Do silnego wstrząsu doszło w sobotę po godzinie 6 rano w Ruchu Bielszowice kopalni Ruda. W rejonie zagrożenia 1000 metrów pod ziemią pracowało 6 górników. Do akcji przystąpiły błyskawicznie służby ratunkowe. Niestety poszukiwania jednej z przysypanych osób zakończyły się tragicznie. 5 pozostałych pracowników z lekkimi i cięższymi obrażeniami trafiło do szpitala.

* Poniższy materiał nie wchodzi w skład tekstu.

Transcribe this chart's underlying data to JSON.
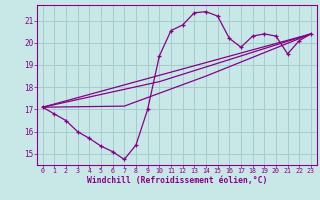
{
  "xlabel": "Windchill (Refroidissement éolien,°C)",
  "bg_color": "#c8e8e8",
  "grid_color": "#a0c8c8",
  "line_color": "#880088",
  "x_ticks": [
    0,
    1,
    2,
    3,
    4,
    5,
    6,
    7,
    8,
    9,
    10,
    11,
    12,
    13,
    14,
    15,
    16,
    17,
    18,
    19,
    20,
    21,
    22,
    23
  ],
  "y_ticks": [
    15,
    16,
    17,
    18,
    19,
    20,
    21
  ],
  "xlim": [
    -0.5,
    23.5
  ],
  "ylim": [
    14.5,
    21.7
  ],
  "line1_x": [
    0,
    1,
    2,
    3,
    4,
    5,
    6,
    7,
    8,
    9,
    10,
    11,
    12,
    13,
    14,
    15,
    16,
    17,
    18,
    19,
    20,
    21,
    22,
    23
  ],
  "line1_y": [
    17.1,
    16.8,
    16.5,
    16.0,
    15.7,
    15.35,
    15.1,
    14.75,
    15.4,
    17.0,
    19.4,
    20.55,
    20.8,
    21.35,
    21.4,
    21.2,
    20.2,
    19.8,
    20.3,
    20.4,
    20.3,
    19.5,
    20.1,
    20.4
  ],
  "line2_x": [
    0,
    23
  ],
  "line2_y": [
    17.1,
    20.4
  ],
  "line3_x": [
    0,
    10,
    23
  ],
  "line3_y": [
    17.1,
    18.25,
    20.4
  ],
  "line4_x": [
    0,
    7,
    14,
    23
  ],
  "line4_y": [
    17.1,
    17.15,
    18.5,
    20.4
  ]
}
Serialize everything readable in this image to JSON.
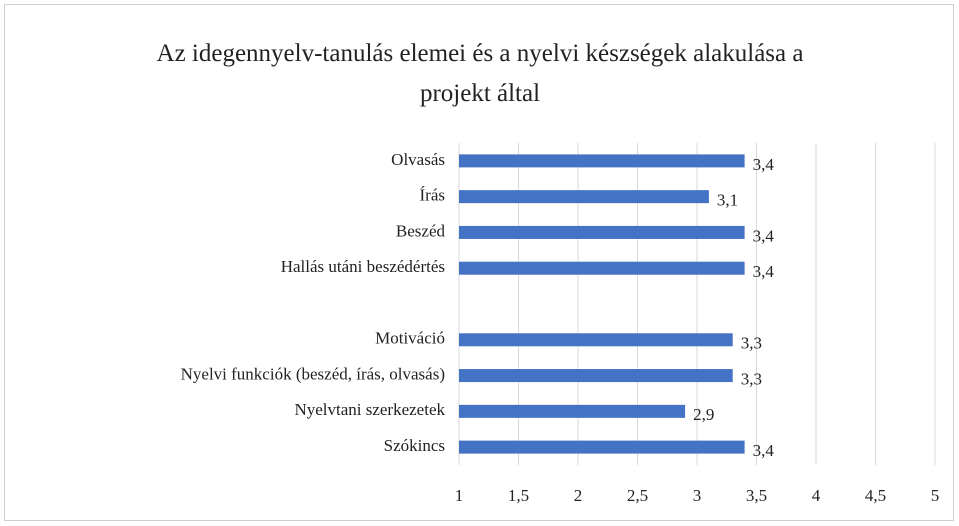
{
  "chart_data": {
    "type": "bar",
    "orientation": "horizontal",
    "title": "Az idegennyelv-tanulás elemei és a nyelvi készségek alakulása a projekt által",
    "categories": [
      "Olvasás",
      "Írás",
      "Beszéd",
      "Hallás utáni beszédértés",
      null,
      "Motiváció",
      "Nyelvi funkciók (beszéd, írás, olvasás)",
      "Nyelvtani szerkezetek",
      "Szókincs"
    ],
    "values": [
      3.4,
      3.1,
      3.4,
      3.4,
      null,
      3.3,
      3.3,
      2.9,
      3.4
    ],
    "value_labels": [
      "3,4",
      "3,1",
      "3,4",
      "3,4",
      null,
      "3,3",
      "3,3",
      "2,9",
      "3,4"
    ],
    "color": "#4472c4",
    "xlim": [
      1,
      5
    ],
    "xticks": [
      1,
      {
        "value": 1.5,
        "label": "1,5"
      },
      2,
      {
        "value": 2.5,
        "label": "2,5"
      },
      3,
      {
        "value": 3.5,
        "label": "3,5"
      },
      4,
      {
        "value": 4.5,
        "label": "4,5"
      },
      5
    ],
    "grid": true
  }
}
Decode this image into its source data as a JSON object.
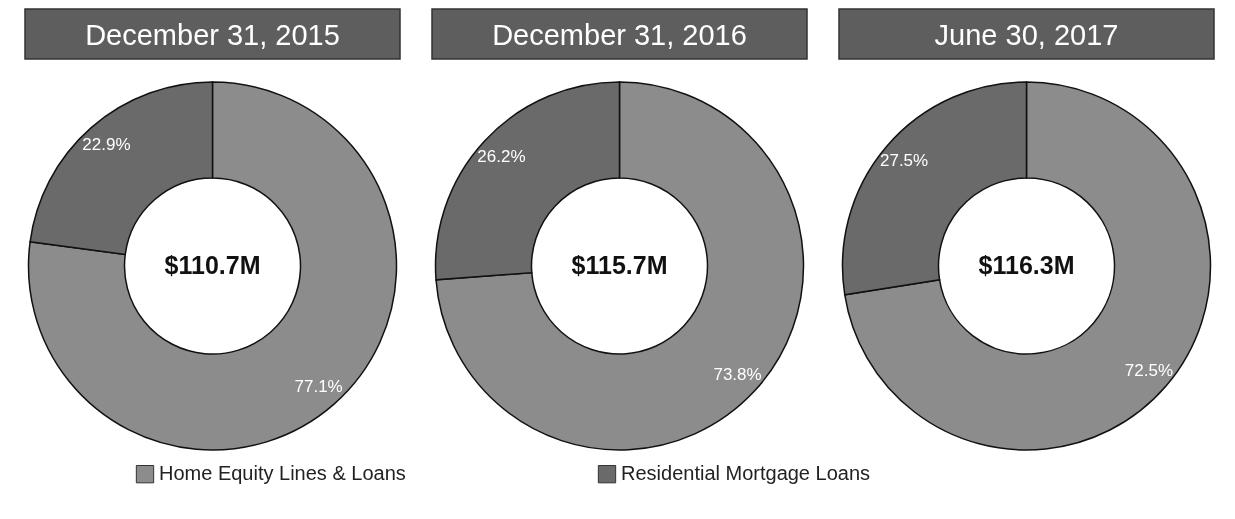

Do tąpnięcia doszło w rejonie ściany 846 około godziny 6:13 rano. W tym rejonie prace prowadziło 6 osób. Pięciu górników wyjechało na powierzchnię, byli poturbowani, ale przytomni.
 
- Niestety jeden z pracowników został na dole. Kiedy dotarli do niego ratownicy oraz lekarz, stwierdzono zgon. Jego rodzina, przy wsparciu psychologa, została już o tym powiadomiona. Pozostali poszkodowani pracownicy trafili do szpitala - powiedział na gorąco Tomasz Głogowski, rzecznik Polskiej Grupy Górniczej.

Jeden z górników, których odniósł cięższe obrażenia został przetransportowany do szpitala w Katowicach-Ochojcu śmigłowcem.

Według Wyższego Urzędu Górniczego, wstrząs miał siłę 2,62 w skali Richtera.